One such way is via a ‘break-through’ – when an idea seems to come unexpectedly and out of the blue. In my experience, break-throughs seem to come most often when I am doing something that does not require my full attention and when my mind is allowed to float and make chance connections with disparate thoughts. Recently I met a film writer and producer who agreed with this theory and confided in me that for a long period of time his best ideas came when he was vacuuming. He was vacuuming until his carpets wore thin. Then one day that ceased to be a source of inspiration, instead his ideas began coming to him while he was in the shower. I told him that oddly enough, my best ideas are also inspired while showering or at times when biking. The editor, Mark Dudek, finds the best time for thinking is when he is jogging. Ideas seem to emerge in the most unusual moments, not always in time for deadlines, but most often when the mind and body are relaxed.

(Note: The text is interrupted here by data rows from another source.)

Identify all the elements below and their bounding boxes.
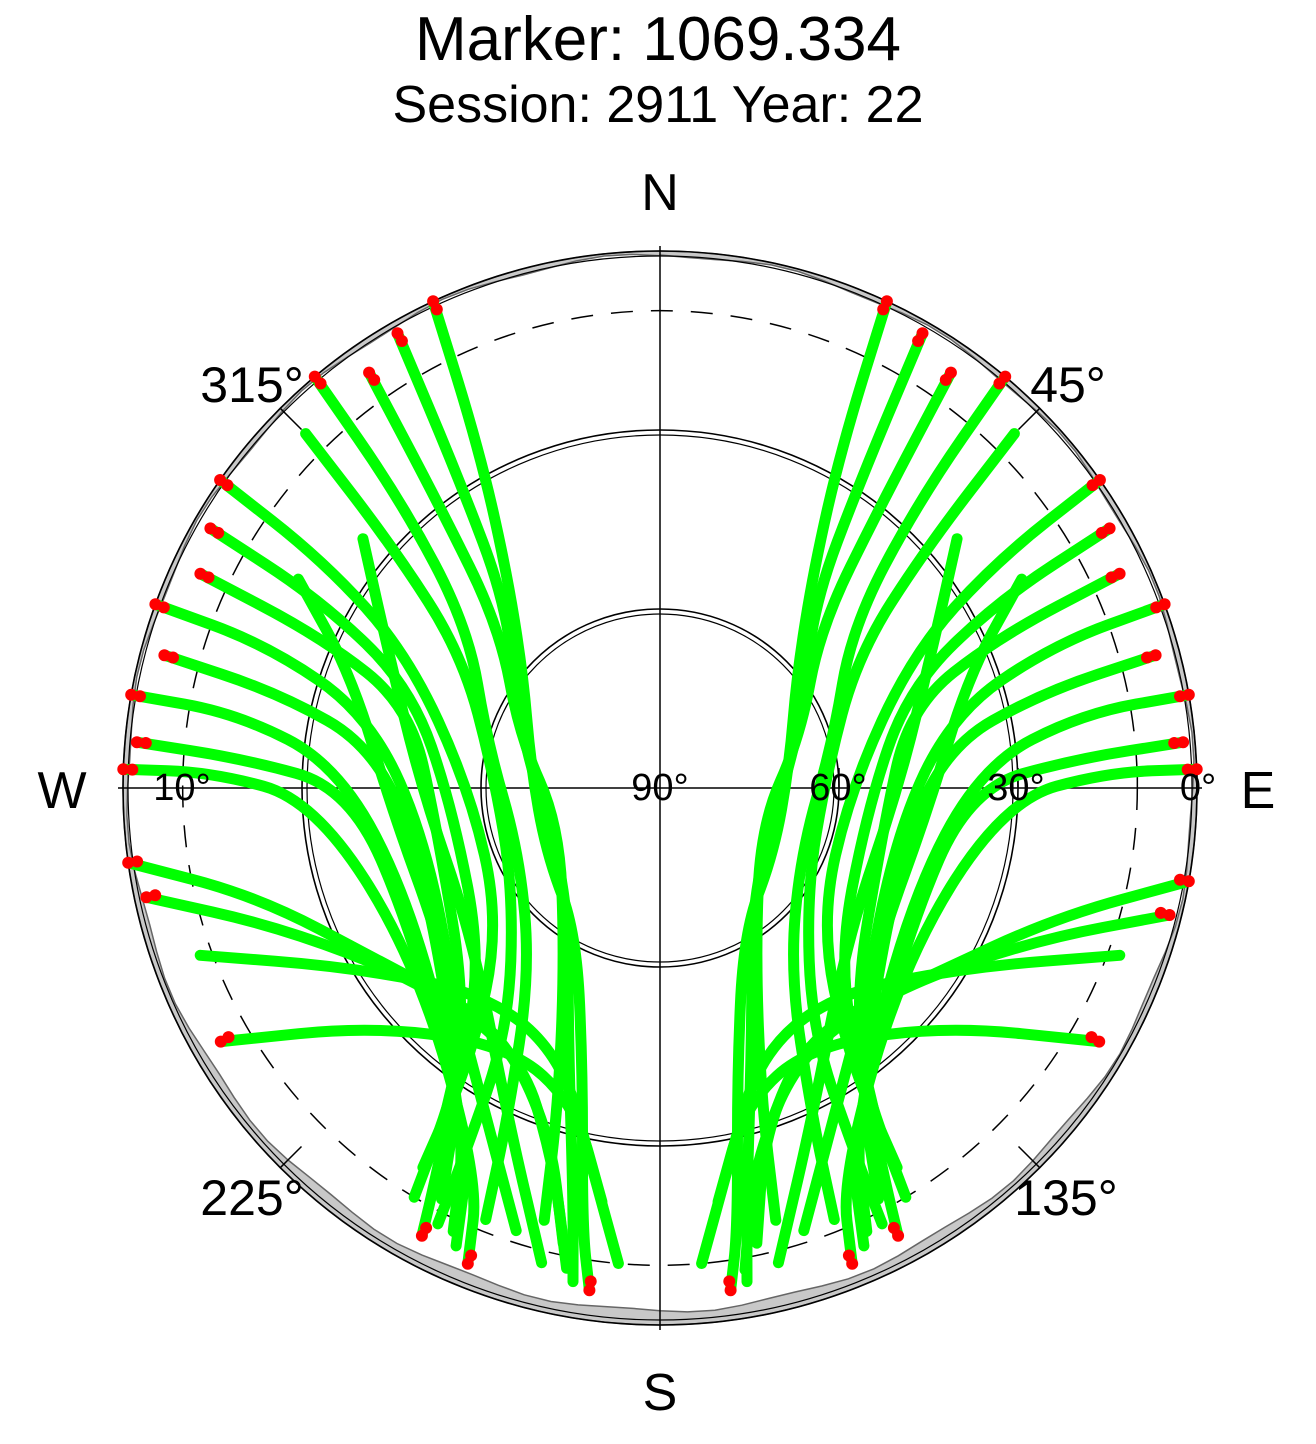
low-elevation-point-37-0b — [1174, 873, 1186, 886]
low-elevation-point-1-1 — [724, 1284, 737, 1297]
elevation-label-10: 10° — [153, 767, 210, 809]
low-elevation-point-38-0b — [1154, 906, 1167, 919]
east-label: E — [1241, 762, 1276, 820]
low-elevation-point-9-1b — [887, 1221, 900, 1234]
low-elevation-point-20-0b — [368, 373, 381, 386]
azimuth-label-45: 45° — [1030, 357, 1106, 413]
low-elevation-point-4-0b — [993, 377, 1006, 390]
low-elevation-point-36-0b — [149, 889, 162, 902]
low-elevation-point-18-0b — [430, 303, 443, 316]
low-elevation-point-11-0b — [1174, 690, 1186, 703]
low-elevation-point-12-0 — [1177, 736, 1190, 749]
axes — [118, 246, 1202, 1330]
elevation-label-90: 90° — [631, 767, 688, 809]
azimuth-tick-315 — [279, 407, 303, 431]
satellite-track-13 — [840, 763, 1203, 1270]
south-label: S — [643, 1364, 678, 1422]
low-elevation-point-9-0b — [1150, 601, 1163, 614]
low-elevation-point-2-0b — [912, 335, 925, 347]
low-elevation-point-21-0b — [314, 377, 327, 390]
low-elevation-point-12-0b — [1168, 737, 1181, 749]
azimuth-tick-135 — [1017, 1145, 1041, 1169]
azimuth-label-135: 135° — [1014, 1170, 1117, 1226]
azimuth-tick-225 — [279, 1145, 303, 1169]
satellite-track-14 — [798, 573, 1028, 1237]
low-elevation-point-13-0 — [1190, 763, 1203, 776]
low-elevation-point-26-1b — [420, 1221, 433, 1234]
satellite-track-5 — [803, 428, 1020, 1230]
low-elevation-point-29-0 — [130, 736, 143, 749]
low-elevation-point-18-1b — [584, 1275, 597, 1288]
azimuth-tick-45 — [1017, 407, 1041, 431]
low-elevation-point-7-0b — [1095, 526, 1108, 539]
low-elevation-point-35-0 — [122, 856, 135, 869]
satellite-track-15 — [772, 533, 963, 1269]
low-elevation-point-13-0b — [1181, 763, 1194, 776]
satellite-track-36 — [140, 891, 573, 1274]
satellite-track-17 — [712, 1024, 1105, 1208]
low-elevation-point-30-0 — [117, 763, 130, 776]
low-elevation-point-24-0b — [212, 526, 225, 539]
elevation-label-0: 0° — [1180, 767, 1216, 809]
low-elevation-point-29-0b — [139, 737, 152, 749]
west-label: W — [37, 762, 86, 820]
low-elevation-point-18-1 — [583, 1284, 596, 1297]
low-elevation-point-35-0b — [131, 855, 144, 868]
chart-subtitle: Session: 2911 Year: 22 — [392, 76, 923, 134]
satellite-track-38 — [739, 909, 1175, 1276]
low-elevation-point-28-0b — [134, 690, 146, 703]
satellite-track-22 — [300, 428, 517, 1230]
satellite-tracks — [117, 295, 1203, 1297]
low-elevation-point-25-0b — [202, 571, 215, 584]
chart-title: Marker: 1069.334 — [415, 5, 901, 74]
low-elevation-point-3-0b — [939, 373, 952, 386]
azimuth-label-225: 225° — [200, 1170, 303, 1226]
low-elevation-point-8-0b — [1105, 571, 1118, 584]
north-label: N — [641, 164, 679, 222]
low-elevation-point-17-0b — [1085, 1031, 1098, 1044]
satellite-track-32 — [357, 533, 548, 1269]
low-elevation-point-30-1b — [465, 1249, 478, 1262]
low-elevation-point-27-0b — [167, 651, 179, 664]
low-elevation-point-6-0b — [1086, 479, 1099, 492]
satellite-track-7 — [839, 522, 1116, 1203]
satellite-track-3 — [751, 367, 957, 1226]
low-elevation-point-23-0b — [221, 479, 234, 492]
low-elevation-point-13-1b — [842, 1249, 855, 1262]
elevation-label-30: 30° — [987, 767, 1044, 809]
satellite-track-24 — [204, 522, 481, 1203]
satellite-track-34 — [215, 1024, 608, 1208]
satellite-track-20 — [363, 367, 569, 1226]
low-elevation-point-1-0b — [877, 303, 890, 316]
low-elevation-point-10-0b — [1141, 651, 1153, 664]
low-elevation-point-26-0b — [157, 601, 170, 614]
satellite-track-30 — [117, 763, 480, 1270]
low-elevation-point-30-0b — [126, 763, 139, 776]
satellite-track-31 — [292, 573, 522, 1237]
low-elevation-point-1-1b — [723, 1275, 736, 1288]
low-elevation-point-34-0b — [222, 1031, 235, 1044]
low-elevation-point-19-0b — [395, 335, 408, 347]
azimuth-label-315: 315° — [200, 357, 303, 413]
elevation-label-60: 60° — [809, 767, 866, 809]
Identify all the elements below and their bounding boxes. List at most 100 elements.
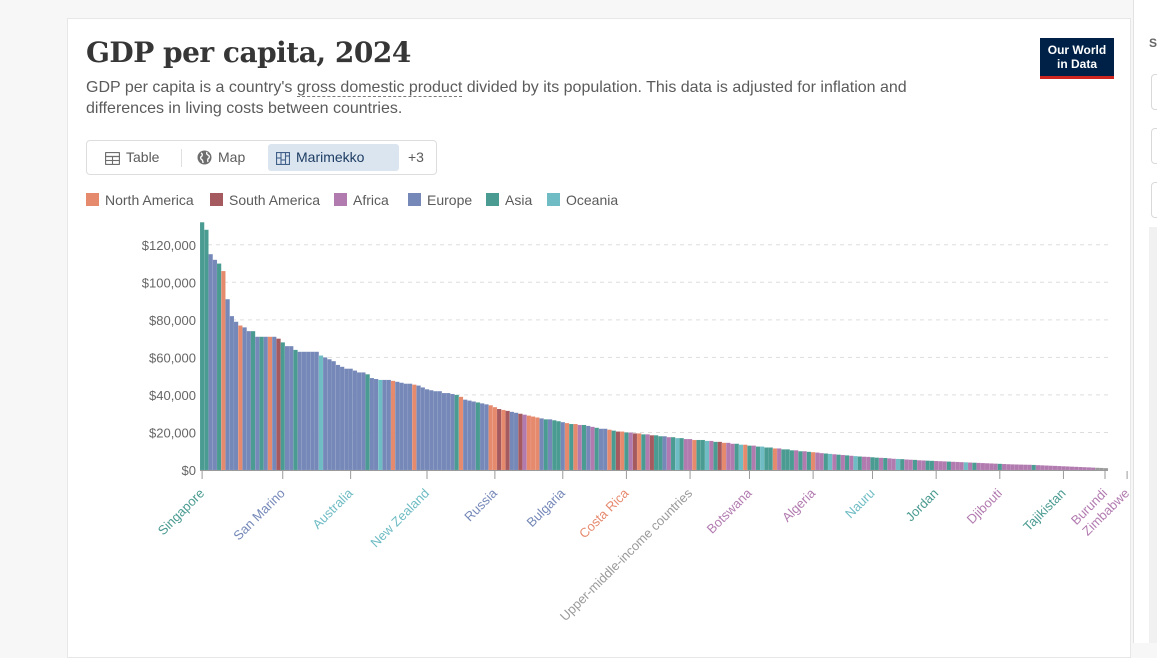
bar[interactable] (568, 423, 574, 471)
bar[interactable] (725, 442, 731, 471)
bar[interactable] (305, 351, 311, 471)
bar[interactable] (1090, 467, 1096, 471)
bar[interactable] (959, 461, 964, 471)
bar[interactable] (335, 364, 341, 471)
bar[interactable] (314, 351, 319, 471)
bar[interactable] (976, 462, 981, 471)
bar[interactable] (649, 435, 655, 471)
bar[interactable] (238, 325, 243, 471)
bar[interactable] (1056, 465, 1062, 471)
bar[interactable] (322, 357, 328, 471)
tab-marimekko[interactable]: Marimekko (268, 144, 399, 171)
bar[interactable] (411, 384, 417, 471)
bar[interactable] (933, 460, 939, 471)
bar[interactable] (535, 417, 540, 471)
bar[interactable] (424, 389, 430, 471)
bar[interactable] (492, 406, 498, 471)
bar[interactable] (416, 385, 421, 471)
bar[interactable] (390, 380, 396, 471)
bar[interactable] (704, 440, 710, 471)
bar[interactable] (403, 383, 409, 471)
bar[interactable] (310, 351, 315, 471)
bar[interactable] (602, 428, 608, 471)
bar[interactable] (373, 378, 379, 471)
x-tick-label[interactable]: Tajikistan (1020, 486, 1068, 534)
bar[interactable] (221, 270, 226, 471)
bar[interactable] (751, 445, 757, 471)
bar[interactable] (556, 421, 561, 471)
bar[interactable] (560, 421, 566, 471)
bar[interactable] (916, 460, 922, 471)
bar[interactable] (1035, 464, 1041, 471)
bar[interactable] (806, 451, 812, 471)
bar[interactable] (823, 453, 829, 471)
bar[interactable] (276, 338, 281, 471)
bar[interactable] (1069, 466, 1075, 471)
bar[interactable] (462, 399, 468, 471)
bar[interactable] (624, 432, 629, 471)
bar[interactable] (445, 392, 451, 471)
bar[interactable] (378, 379, 383, 471)
bar[interactable] (670, 436, 676, 471)
bar[interactable] (216, 263, 222, 471)
bar[interactable] (1099, 467, 1104, 471)
bar[interactable] (509, 411, 515, 471)
bar[interactable] (658, 436, 663, 471)
panel-control[interactable] (1151, 182, 1157, 218)
bar[interactable] (1014, 464, 1020, 471)
subtitle-term-link[interactable]: gross domestic product (296, 79, 463, 97)
bar[interactable] (793, 450, 799, 471)
bar[interactable] (433, 391, 438, 471)
bar[interactable] (441, 392, 447, 471)
bar[interactable] (437, 391, 443, 471)
bar[interactable] (641, 434, 646, 471)
bar[interactable] (522, 414, 527, 471)
x-tick-label[interactable]: San Marino (230, 486, 288, 544)
scrollbar[interactable] (1149, 227, 1157, 643)
bar[interactable] (687, 438, 693, 471)
bar[interactable] (742, 444, 748, 471)
bar[interactable] (717, 441, 723, 471)
bar[interactable] (989, 463, 994, 471)
bar[interactable] (450, 393, 455, 471)
bar[interactable] (666, 436, 672, 471)
bar[interactable] (874, 457, 880, 471)
x-tick-label[interactable]: Botswana (704, 485, 756, 537)
bar[interactable] (1048, 465, 1054, 471)
bar[interactable] (356, 372, 362, 471)
bar[interactable] (789, 450, 795, 471)
bar[interactable] (552, 420, 557, 471)
bar[interactable] (475, 402, 481, 471)
bar[interactable] (946, 461, 952, 471)
bar[interactable] (484, 404, 489, 471)
bar[interactable] (802, 451, 807, 471)
bar[interactable] (895, 458, 901, 471)
bar[interactable] (1039, 465, 1045, 471)
bar[interactable] (632, 433, 638, 471)
bar[interactable] (882, 457, 888, 471)
bar[interactable] (339, 366, 345, 471)
x-tick-label[interactable]: Costa Rica (576, 485, 632, 541)
bar[interactable] (683, 438, 689, 471)
bar[interactable] (361, 372, 366, 471)
bar[interactable] (242, 327, 247, 471)
bar[interactable] (365, 374, 370, 471)
bar[interactable] (331, 360, 336, 471)
bar[interactable] (297, 351, 303, 471)
bar[interactable] (878, 457, 884, 471)
bar[interactable] (318, 355, 324, 471)
bar[interactable] (662, 436, 667, 471)
bar[interactable] (810, 452, 816, 471)
panel-control[interactable] (1151, 128, 1157, 164)
bar[interactable] (942, 461, 947, 471)
bar[interactable] (280, 342, 286, 471)
bar[interactable] (853, 455, 858, 471)
bar[interactable] (730, 443, 735, 471)
x-tick-label[interactable]: Djibouti (964, 485, 1005, 526)
bar[interactable] (679, 437, 684, 471)
x-tick-label[interactable]: Nauru (842, 486, 878, 522)
bar[interactable] (755, 446, 761, 471)
bar[interactable] (611, 430, 617, 471)
bar[interactable] (467, 400, 472, 471)
bar[interactable] (454, 394, 460, 471)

After the initial idea, many months of development work are required; with designers usually working in collaboration, ‘ping-ponging’ ideas back and forth. Often it is chance happenings within the process that lead to the best designs. A colleague once told me how a mistake led to one of his best designs. He was working with a partner who lived in another city. They were developing a new wood-burning stove, sending drawings back and forth by e-mail. At one point the partner wrote that he was very pleased to see the latest changes that the other had made and he could see that the modifications made to the stove would greatly improve its efficiency. My colleague responded that he had not drawn it with these intended modifications. In fact, his partner had misread the drawing. They developed the ‘error’ and it significantly improved their earlier idea. Generally, the richer the process, the more chance there is for the unexpected to occur.